Supreme Court reinforces importance of contractual certainty in RTI v MUR

RTI Ltd v MUR Shipping BV [15.05.2024]

This case review was co-authored by Mallory Pradel-Weisz, Litigation Assistant.

This Supreme Court decision is the first judgment to rule on whether or not charterparty force majeure clauses require the affected party to accept an offer of non-contractual performance from party declaring force majeure. The Supreme Court held that they do not.

Background

RTI (the Charterer) had become unable to fulfil its contractual obligation under a charterparty to pay freight to MUR (Shipowner) in US dollars as a result of sanctions imposed on its parent company.

The Charterer offered instead to pay freight in euros and to bear any additional cost and exchange rates losses. The Shipowner maintained its right to payment in US dollars and suspended performance under the force majeure clause.

The Charterer claimed damages for the suspension on the grounds that refusal of the offer to pay the outstanding freight in euros constituted failure to exercise reasonable endeavours to overcome force majeure; had this been accepted, the Shipowner would have suffered no detriment and the same result would be achieved.

Early proceedings

The dispute was referred to arbitration, and the tribunal found  the Shipowner liable on the grounds that accepting the offer would have resulted in no detriment to the Shipowner.

The Shipowner appealed the tribunal’s award and the High Court ruled in its favour, considering that the reasonable endeavours were to be directed towards performance of the contractual obligation, not towards a different result.

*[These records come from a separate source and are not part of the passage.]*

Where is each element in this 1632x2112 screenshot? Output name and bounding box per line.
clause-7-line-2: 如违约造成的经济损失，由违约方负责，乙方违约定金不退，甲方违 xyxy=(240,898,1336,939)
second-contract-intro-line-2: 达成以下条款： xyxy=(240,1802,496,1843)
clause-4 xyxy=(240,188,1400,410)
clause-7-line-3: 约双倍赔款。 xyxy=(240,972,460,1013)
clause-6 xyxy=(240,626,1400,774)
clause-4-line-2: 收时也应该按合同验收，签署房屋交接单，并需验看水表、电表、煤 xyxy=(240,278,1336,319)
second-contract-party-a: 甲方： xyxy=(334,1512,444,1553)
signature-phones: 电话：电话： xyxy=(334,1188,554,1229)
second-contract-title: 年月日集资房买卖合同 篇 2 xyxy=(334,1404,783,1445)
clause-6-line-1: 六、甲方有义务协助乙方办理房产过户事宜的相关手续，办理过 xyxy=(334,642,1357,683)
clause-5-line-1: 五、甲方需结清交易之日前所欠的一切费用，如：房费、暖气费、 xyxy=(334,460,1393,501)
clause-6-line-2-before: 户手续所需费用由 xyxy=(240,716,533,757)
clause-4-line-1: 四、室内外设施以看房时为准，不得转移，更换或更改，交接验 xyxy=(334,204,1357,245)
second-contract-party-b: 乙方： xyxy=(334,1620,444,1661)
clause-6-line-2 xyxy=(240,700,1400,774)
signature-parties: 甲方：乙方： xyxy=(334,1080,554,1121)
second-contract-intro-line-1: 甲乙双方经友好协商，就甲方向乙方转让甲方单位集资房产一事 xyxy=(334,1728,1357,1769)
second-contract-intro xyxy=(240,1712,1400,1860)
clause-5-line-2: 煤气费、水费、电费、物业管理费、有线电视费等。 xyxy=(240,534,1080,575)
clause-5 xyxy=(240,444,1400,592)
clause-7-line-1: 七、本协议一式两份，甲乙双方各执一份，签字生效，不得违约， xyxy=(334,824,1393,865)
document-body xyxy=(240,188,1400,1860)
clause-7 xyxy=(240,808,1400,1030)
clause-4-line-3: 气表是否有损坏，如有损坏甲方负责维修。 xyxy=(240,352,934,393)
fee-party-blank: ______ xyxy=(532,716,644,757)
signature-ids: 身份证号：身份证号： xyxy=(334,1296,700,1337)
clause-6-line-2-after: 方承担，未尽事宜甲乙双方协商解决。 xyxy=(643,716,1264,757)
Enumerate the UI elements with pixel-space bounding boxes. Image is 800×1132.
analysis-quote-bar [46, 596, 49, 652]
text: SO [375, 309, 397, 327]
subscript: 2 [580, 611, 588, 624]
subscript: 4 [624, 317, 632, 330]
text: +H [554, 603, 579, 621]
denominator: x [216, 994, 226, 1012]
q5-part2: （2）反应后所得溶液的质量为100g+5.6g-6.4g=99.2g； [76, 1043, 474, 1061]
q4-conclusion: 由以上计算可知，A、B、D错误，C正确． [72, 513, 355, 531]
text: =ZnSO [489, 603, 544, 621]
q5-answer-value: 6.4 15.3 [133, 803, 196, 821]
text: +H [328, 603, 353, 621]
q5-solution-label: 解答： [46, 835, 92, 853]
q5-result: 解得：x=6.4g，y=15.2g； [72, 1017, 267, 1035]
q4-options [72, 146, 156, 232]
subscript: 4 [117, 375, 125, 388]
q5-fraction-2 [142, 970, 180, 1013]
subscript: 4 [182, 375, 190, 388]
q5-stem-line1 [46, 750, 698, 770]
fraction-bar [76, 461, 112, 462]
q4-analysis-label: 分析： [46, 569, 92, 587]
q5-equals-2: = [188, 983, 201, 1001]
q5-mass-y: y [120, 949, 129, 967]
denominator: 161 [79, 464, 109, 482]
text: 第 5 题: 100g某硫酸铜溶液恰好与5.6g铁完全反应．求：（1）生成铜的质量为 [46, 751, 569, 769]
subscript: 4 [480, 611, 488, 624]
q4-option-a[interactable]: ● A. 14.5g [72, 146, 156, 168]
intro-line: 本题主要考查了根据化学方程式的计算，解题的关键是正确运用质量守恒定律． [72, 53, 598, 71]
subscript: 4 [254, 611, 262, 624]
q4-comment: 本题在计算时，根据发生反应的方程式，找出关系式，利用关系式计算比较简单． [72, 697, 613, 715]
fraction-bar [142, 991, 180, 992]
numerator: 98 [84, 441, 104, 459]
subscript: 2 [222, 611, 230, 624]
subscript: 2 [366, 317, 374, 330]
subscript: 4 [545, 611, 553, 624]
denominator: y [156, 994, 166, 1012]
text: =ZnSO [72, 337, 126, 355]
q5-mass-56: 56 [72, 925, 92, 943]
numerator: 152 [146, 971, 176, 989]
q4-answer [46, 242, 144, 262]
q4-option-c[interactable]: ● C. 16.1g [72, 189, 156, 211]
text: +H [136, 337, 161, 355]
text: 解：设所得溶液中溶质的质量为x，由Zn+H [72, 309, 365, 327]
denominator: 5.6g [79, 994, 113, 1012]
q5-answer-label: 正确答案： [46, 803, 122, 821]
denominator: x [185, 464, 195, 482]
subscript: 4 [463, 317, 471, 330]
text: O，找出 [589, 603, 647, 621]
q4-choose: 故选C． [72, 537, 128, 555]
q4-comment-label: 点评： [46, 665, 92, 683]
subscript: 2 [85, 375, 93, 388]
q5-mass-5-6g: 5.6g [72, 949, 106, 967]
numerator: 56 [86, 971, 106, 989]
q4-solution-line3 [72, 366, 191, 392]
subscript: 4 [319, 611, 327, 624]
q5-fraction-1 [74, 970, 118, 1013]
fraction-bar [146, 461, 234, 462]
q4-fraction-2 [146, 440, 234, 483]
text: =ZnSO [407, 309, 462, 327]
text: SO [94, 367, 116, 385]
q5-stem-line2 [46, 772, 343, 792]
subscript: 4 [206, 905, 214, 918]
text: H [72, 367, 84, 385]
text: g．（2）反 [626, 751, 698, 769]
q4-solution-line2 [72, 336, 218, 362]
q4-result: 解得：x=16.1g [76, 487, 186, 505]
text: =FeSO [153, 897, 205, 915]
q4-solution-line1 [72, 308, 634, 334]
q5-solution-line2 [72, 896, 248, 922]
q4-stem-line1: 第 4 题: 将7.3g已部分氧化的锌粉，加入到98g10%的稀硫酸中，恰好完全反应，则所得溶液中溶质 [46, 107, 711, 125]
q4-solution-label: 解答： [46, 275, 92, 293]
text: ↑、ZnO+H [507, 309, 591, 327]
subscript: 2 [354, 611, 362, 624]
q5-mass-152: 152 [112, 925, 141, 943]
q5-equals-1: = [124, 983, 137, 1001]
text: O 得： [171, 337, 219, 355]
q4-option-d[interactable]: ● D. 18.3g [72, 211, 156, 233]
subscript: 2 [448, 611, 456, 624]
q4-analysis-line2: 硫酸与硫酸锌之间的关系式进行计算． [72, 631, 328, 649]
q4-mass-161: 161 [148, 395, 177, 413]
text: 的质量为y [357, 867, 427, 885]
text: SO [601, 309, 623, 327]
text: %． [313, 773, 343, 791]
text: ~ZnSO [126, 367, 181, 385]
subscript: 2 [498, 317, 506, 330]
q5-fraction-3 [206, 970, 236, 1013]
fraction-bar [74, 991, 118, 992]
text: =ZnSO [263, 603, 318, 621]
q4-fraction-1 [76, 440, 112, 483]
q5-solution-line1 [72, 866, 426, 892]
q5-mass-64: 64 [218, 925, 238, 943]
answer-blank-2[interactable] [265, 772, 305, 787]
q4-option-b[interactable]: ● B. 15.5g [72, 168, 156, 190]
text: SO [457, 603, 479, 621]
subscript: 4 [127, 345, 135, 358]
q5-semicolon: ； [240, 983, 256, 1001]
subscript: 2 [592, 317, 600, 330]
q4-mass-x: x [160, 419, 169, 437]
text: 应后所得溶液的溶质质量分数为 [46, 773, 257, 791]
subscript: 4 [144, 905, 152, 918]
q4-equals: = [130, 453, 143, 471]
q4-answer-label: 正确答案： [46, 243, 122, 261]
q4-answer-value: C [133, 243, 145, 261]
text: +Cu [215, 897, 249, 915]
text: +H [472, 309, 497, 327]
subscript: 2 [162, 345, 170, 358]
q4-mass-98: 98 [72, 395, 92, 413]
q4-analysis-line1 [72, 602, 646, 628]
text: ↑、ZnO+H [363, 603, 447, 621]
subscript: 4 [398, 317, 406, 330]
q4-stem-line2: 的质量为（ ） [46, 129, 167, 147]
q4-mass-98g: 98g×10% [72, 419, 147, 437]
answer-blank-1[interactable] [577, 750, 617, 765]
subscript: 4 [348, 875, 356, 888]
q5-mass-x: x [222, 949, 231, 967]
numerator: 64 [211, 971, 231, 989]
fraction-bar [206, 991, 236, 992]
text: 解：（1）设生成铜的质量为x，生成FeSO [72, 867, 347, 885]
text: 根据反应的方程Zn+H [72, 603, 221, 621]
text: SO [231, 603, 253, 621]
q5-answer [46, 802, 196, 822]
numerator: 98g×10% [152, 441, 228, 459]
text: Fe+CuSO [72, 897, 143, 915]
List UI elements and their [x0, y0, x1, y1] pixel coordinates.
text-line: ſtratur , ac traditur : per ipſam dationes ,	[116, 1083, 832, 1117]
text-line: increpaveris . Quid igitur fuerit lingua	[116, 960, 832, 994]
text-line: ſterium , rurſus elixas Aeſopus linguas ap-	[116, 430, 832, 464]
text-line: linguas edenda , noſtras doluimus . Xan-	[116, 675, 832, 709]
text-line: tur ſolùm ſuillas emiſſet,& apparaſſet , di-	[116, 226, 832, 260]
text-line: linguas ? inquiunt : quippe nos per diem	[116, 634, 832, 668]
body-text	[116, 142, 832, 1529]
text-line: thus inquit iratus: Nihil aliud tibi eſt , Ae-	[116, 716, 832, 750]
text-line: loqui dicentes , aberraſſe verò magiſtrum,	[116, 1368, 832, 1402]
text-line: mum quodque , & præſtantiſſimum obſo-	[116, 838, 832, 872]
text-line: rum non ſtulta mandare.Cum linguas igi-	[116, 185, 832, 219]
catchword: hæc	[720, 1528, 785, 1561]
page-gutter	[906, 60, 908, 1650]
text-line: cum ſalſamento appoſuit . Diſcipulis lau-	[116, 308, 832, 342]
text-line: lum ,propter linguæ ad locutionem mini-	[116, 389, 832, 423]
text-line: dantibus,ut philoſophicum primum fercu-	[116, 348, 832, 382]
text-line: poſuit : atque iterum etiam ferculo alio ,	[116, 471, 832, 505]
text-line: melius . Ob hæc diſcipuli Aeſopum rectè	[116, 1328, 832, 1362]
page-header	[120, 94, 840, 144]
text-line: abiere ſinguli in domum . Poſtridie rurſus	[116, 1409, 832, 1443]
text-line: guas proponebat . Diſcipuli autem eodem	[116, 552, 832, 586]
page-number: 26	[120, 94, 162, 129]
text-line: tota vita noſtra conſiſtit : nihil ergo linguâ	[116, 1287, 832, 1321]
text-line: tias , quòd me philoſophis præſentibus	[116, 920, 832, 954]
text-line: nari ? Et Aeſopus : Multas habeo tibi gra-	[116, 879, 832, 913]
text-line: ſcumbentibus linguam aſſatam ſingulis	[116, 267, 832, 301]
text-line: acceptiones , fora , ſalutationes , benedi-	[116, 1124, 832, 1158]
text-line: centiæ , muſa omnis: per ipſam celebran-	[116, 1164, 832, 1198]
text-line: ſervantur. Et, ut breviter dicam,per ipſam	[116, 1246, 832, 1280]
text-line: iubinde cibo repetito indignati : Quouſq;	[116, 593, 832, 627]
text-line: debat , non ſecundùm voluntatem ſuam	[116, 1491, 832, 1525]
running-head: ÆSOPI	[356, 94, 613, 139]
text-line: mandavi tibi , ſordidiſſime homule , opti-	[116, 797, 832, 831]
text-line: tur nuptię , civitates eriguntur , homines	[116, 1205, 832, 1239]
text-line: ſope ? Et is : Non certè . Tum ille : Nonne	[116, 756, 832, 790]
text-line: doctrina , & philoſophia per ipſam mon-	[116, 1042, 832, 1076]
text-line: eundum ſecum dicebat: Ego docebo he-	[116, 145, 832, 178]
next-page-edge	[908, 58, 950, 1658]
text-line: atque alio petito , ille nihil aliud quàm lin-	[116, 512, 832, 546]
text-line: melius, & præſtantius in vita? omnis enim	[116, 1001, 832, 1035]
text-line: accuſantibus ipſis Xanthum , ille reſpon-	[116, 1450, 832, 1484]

The Charterer appealed, and the Court of Appeal agreed with the tribunal, finding that it was sufficient that reasonable endeavours allowed the force majeure event to be overcome in a practical sense.

Supreme Court decision

The Supreme Court took a different view to that of the Court of Appeal and held that the object of the reasonable endeavours provisions is to maintain contractual performance, not to substitute a different performance. In this case, payment in euros was the non-contractual substitution to the contractual performance obligation of payment in US dollar.

The Supreme Court relied on the principal of freedom of contract, whose corollary, freedom not to contract, includes freedom not to accept the performance of a non-contractual performance of the contract. The Court preferred the certainty and predictability of this position to introducing the test proposed by charterer’s counsel, especially in the context of force majeure clauses which require immediate judgement to be at all useful.

The Court however remarked that by clear wording, parties could provide that reasonable endeavours can include non-contractual performance, and that its position would have been different had the contract provided for payment in either US dollars or euros.

Comment

Although the outcome appears very harsh on the Charterer, nevertheless this judgment is a further manifestation of the importance attached by the courts to contractual certainty between parties. It is a salient reminder to shipowners and charterers to ensure that contractual wordings should be clear and unambiguous, and will impact future disputes regarding the interpretation of force majeure clauses, and of reasonable endeavours provisions.